Just been reading over yesterday’s post about Zola, and I realised that there’s an unstated assumption about the actual process of writing underlying it.

I don’t think that any writer pulls something from nothing. Rather, I think that the act of writing is an act of interpretation. Details of the world are pulled into fiction and made artificial. One component of that artificiality is the context that they’re given, a context that makes them part of a broader, truth-reflecting argument. Fiction makes truthful interpretation happen by stealing from and falsifying the world.

That process of re-contextualisation starts with observation, both direct and indirect. Direct observation means watching the world, listening to people talk, taking in the look and sound and touch of things. Indirect observation means reading and research; finding out about style, gathering content, understanding the possibilities of fiction, learning from those who’ve gone before you.

I can’t imagine writing happening without such a process. Zola, for example, combined direct observation of the people and places of Paris with in-depth reading and research about the modern times he lived in. He’s a Realist in part because he worked very hard to understand how his 19th century reality worked.

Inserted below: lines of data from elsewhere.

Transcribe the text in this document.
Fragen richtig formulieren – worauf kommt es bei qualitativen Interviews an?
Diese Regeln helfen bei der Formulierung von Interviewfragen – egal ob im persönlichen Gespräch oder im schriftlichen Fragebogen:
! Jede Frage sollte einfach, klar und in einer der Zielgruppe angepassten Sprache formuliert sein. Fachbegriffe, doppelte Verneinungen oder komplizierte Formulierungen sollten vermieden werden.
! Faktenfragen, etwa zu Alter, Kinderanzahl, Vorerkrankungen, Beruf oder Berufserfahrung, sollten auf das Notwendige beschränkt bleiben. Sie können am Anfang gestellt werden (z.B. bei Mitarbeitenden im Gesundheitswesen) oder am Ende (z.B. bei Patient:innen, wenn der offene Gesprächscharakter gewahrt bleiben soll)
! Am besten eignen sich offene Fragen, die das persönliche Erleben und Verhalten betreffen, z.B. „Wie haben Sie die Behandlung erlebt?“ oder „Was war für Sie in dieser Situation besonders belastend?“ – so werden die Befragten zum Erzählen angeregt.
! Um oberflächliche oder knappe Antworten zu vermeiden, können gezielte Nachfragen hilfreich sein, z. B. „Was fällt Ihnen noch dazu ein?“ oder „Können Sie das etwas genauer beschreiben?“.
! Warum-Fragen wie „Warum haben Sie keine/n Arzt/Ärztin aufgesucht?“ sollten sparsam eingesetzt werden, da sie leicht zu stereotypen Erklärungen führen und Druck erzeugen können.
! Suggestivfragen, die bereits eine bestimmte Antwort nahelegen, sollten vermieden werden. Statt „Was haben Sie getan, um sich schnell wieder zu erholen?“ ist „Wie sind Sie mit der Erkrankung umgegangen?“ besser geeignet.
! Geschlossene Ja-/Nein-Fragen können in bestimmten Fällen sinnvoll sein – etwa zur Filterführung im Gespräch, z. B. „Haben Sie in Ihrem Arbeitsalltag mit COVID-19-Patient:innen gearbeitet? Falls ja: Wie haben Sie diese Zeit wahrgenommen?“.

The thing is, seen this way, every good writer’s a realist. The most colourful fantasist; the most operatic science fiction writer; all build their fictions through the same careful process of engagement with the world and its products. Direct and indirect observation combined underpin all effective fiction, because fiction, being a mirror, needs this world to look at in order to create its reflection.

So yesterday I argued that Zola was really a fantasist; today, I’m arguing that fantasists are really realists. Both statements are equally true, and both point to the tension between the real and the unreal that lies at the heart of any decent piece of writing, regardless of genre or aesthetic intent.